Dentro de la residencia de la familia He, el anciano patriarca estaba sentado en su sillón y preguntó: "¿Están seguros de que el niño es nieto de Wu Xing?".

“Puedo confirmar que se parece muchísimo a mi segundo hermano, y esa niña se parece muchísimo a ese humilde sirviente”. He Wusan se acarició el bigote y rió entre dientes, luego miró a He Wuxing, cuyo rostro estaba sombrío.

«La transmisión del Dao por parte del inmortal es inminente, así que no causemos problemas. Wu Xing, después de todo, es tu nieto. Deberías conocerlo bien cuando llegue el momento. Todavía lleva la sangre de la familia He en sus venas, así que es natural que contribuya a la familia», dijo el Viejo Maestro He a He Wu Xing con una sonrisa siniestra en su rostro marcado por la edad.

"Lo entiendo." He Wuxing recuperó la compostura y respondió con calma desde un lado; era imposible saber si se arrepentía de lo sucedido en aquel entonces.

…………

Tres días después, grandes extensiones de suaves nubes blancas, parecidas a flores, cubrieron el sol, proporcionando aparentemente sombra a toda la tierra.

La montaña Ziyun era originalmente una montaña de piedra común y corriente, de menos de 100 metros de altura, con una cima lisa que, vista desde la distancia, parecía una nube.

Hoy, grupos de personas se congregaron al pie de la montaña: jóvenes adinerados con ropas elegantes, hijos de funcionarios con numerosos sirvientes, eruditos vestidos de civil con espíritu orgulloso, carniceros sacrificando cerdos y vendedores ambulantes pregonando sus mercancías...

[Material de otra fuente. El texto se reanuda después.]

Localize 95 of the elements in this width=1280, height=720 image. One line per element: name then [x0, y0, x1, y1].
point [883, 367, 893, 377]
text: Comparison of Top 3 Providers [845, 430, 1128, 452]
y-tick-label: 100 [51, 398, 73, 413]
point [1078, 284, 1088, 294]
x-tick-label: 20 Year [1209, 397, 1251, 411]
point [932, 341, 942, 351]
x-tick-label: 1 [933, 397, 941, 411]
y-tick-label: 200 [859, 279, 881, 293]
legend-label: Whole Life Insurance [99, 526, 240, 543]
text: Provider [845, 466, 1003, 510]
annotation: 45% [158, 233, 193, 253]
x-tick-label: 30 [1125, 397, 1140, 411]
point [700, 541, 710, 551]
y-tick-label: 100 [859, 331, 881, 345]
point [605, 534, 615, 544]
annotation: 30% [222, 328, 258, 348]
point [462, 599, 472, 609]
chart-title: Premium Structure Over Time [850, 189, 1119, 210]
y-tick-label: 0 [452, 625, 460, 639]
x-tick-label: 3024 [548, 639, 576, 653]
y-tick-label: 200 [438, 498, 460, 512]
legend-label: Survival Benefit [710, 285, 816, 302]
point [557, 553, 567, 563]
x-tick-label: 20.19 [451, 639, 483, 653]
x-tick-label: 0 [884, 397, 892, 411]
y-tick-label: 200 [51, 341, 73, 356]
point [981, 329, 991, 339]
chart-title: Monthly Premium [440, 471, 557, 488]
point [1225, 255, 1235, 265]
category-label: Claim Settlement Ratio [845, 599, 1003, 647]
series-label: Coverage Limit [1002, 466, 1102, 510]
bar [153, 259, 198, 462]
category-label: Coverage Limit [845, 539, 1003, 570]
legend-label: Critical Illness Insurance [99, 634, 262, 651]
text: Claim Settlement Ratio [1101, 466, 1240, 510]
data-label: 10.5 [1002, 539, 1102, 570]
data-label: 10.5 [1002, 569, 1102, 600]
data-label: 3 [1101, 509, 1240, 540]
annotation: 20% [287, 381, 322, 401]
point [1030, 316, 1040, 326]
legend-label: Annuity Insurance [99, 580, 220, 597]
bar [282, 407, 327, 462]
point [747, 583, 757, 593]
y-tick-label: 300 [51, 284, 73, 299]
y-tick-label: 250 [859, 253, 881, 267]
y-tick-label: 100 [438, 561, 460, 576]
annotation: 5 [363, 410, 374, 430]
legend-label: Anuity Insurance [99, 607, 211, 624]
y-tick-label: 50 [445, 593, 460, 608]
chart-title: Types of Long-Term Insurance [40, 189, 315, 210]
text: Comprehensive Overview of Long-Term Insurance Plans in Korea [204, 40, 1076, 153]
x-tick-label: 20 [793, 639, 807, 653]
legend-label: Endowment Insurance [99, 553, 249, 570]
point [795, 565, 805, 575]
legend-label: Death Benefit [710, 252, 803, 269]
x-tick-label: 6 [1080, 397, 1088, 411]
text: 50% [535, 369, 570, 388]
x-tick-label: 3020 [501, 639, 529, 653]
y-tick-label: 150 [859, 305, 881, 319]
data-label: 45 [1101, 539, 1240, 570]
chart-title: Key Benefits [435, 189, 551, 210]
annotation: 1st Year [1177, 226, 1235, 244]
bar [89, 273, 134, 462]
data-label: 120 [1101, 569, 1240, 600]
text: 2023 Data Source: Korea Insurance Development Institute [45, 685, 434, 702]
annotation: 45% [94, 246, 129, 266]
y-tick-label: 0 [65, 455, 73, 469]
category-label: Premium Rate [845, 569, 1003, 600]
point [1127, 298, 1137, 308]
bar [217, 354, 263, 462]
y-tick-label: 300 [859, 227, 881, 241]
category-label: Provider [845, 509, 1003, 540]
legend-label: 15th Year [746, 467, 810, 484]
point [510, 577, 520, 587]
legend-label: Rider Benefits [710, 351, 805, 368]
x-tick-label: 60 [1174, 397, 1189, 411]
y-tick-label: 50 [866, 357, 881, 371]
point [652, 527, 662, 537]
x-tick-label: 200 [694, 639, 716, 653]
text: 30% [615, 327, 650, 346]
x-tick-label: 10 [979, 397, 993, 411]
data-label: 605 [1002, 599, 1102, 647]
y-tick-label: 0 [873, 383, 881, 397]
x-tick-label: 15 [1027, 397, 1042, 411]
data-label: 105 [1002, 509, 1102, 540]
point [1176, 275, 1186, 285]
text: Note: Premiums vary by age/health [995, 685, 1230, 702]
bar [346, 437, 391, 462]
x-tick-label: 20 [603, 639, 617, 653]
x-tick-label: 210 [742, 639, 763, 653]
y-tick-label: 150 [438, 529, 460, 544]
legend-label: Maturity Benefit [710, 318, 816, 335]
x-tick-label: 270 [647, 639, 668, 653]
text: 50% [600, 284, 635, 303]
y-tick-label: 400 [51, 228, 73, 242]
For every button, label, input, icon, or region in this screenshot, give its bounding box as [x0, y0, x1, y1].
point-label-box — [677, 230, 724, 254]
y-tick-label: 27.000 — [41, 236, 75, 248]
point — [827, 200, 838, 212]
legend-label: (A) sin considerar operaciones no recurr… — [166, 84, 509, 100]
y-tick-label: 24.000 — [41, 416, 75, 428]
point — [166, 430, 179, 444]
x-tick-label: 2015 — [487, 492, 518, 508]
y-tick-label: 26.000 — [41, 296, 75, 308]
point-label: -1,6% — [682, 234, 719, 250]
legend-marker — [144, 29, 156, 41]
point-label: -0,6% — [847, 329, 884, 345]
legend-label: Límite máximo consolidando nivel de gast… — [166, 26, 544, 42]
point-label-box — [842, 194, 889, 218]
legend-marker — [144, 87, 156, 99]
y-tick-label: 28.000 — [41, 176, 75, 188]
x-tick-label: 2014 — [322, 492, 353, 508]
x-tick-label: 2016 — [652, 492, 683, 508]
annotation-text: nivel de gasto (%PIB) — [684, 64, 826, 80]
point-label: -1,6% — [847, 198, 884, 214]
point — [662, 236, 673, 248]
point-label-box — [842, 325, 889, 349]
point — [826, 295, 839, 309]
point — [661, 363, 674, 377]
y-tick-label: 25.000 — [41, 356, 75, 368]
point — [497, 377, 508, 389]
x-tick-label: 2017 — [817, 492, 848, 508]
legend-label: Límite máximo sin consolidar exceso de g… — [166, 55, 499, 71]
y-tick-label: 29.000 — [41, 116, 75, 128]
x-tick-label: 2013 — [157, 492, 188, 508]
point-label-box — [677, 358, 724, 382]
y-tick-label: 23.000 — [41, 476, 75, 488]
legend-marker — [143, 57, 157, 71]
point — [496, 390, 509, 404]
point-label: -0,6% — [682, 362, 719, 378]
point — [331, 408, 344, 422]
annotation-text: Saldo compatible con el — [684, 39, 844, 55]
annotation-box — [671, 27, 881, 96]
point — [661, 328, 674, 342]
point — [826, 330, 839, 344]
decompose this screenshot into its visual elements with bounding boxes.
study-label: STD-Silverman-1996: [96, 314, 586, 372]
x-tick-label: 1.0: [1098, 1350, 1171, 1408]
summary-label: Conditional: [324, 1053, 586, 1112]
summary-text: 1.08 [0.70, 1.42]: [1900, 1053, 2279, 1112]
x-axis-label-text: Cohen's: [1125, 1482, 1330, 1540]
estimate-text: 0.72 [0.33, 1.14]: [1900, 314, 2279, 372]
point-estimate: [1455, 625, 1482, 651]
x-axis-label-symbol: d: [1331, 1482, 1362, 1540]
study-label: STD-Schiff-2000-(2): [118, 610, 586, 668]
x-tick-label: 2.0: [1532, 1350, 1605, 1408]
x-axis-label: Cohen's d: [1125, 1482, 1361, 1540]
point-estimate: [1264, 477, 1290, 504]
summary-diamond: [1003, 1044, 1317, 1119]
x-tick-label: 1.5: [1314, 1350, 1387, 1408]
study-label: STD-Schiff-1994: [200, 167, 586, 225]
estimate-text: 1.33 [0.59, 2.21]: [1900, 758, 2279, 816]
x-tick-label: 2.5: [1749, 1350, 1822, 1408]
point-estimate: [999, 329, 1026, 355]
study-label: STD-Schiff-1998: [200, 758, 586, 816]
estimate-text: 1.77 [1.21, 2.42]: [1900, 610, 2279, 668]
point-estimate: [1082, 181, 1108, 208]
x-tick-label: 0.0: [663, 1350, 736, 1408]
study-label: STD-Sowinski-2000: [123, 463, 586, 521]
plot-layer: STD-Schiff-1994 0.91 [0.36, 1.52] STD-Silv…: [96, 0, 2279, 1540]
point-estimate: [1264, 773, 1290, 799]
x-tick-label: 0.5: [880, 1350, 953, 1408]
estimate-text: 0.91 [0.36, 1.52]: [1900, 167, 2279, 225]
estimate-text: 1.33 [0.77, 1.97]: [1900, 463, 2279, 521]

Aquí se pueden encontrar prácticamente todas las profesiones e industrias, y decenas de miles de personas, como hormigas, se abalanzaron hacia la cima de la montaña.

"Joven amo, tenga cuidado." Xiao Hei ayudó al débil muchacho a caminar lentamente entre la multitud.

"Señorita, tenga cuidado", advirtieron varias chicas con faldas vaporosas a la joven que portaba la larga lanza.

"Hermano Da Niu, démonos prisa." El hombre delgado bloqueó el paso de Da Niu, avanzando lentamente entre la multitud.

En el cielo, un fuerte viento disipó las nubes que habían estado bloqueando el sol, y la luz solar abrasadora iluminó a todos, aumentando la ya agobiante atmósfera.

La multitud se congregó al pie de la montaña, esperando pacientemente a que el inmortal impartiera sus enseñanzas.